Jarak antara Desa Sumbong dan Desa Pencado sejatinya hanya 3–4 kilometer. Namun, untuk sampai ke tujuan, warga mesti melintasi satu sungai besar dan dua sungai kecil. Proses ini tidak hanya memakan waktu, tapi juga mengancam keselamatan.
Situasi lebih sulit dialami warga Desa Nggaki. Mereka harus menempuh jalur sungai deras sejauh 2 kilometer dari pegunungan menuju Pangkalan Tangi. Semua dilakukan dengan rakit yang dijejali hasil pertanian. “Risikonya besar, tapi itu satu-satunya cara agar panen kami bisa keluar,” tulis Taufik La Dee dalam keterangannya.

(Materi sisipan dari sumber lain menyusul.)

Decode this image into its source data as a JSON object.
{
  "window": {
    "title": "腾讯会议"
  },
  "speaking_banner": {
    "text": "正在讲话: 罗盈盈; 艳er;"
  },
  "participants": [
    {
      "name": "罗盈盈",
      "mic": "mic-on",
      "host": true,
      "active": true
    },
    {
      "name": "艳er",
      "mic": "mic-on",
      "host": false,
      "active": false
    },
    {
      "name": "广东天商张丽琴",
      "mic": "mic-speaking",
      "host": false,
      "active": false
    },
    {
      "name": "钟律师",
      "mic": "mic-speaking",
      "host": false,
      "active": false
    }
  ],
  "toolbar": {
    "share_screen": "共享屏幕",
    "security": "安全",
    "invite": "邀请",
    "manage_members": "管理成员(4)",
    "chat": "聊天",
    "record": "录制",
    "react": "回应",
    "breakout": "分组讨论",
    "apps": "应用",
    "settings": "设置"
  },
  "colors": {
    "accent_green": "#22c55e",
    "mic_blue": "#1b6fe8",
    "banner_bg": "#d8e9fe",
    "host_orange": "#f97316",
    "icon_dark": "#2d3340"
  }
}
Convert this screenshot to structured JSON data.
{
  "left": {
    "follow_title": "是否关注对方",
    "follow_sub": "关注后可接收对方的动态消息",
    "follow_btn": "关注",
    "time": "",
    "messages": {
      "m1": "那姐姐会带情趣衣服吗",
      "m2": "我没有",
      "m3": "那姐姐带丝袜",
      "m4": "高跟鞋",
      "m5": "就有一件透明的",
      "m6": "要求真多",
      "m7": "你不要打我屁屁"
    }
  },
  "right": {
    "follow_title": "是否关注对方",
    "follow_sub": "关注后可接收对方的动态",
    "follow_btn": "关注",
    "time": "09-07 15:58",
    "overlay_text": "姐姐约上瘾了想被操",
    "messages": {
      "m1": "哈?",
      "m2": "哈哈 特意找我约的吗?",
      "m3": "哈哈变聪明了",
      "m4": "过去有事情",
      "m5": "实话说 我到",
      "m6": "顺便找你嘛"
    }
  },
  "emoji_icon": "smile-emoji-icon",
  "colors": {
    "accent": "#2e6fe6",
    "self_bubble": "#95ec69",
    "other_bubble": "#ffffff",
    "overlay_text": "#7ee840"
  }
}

Ironisnya, kebutuhan pokok warga Taliabu Selatan seperti beras, sabun, hingga kebutuhan sehari-hari lainnya justru didatangkan dari Kota Luwuk, Sulawesi Tengah. Kondisi ini menambah beban hidup masyarakat.
Dengan fakta lapangan yang memilukan ini, warga mendesak pemerintah daerah Pulau Taliabu, Pemprov Maluku Utara, hingga pemerintah pusat untuk segera turun tangan. Jalan dan jembatan bukan lagi sekadar harapan, melainkan kebutuhan mendesak agar warga bisa keluar dari keterisolasian dan menikmati hak dasar mereka sebagai warga negara.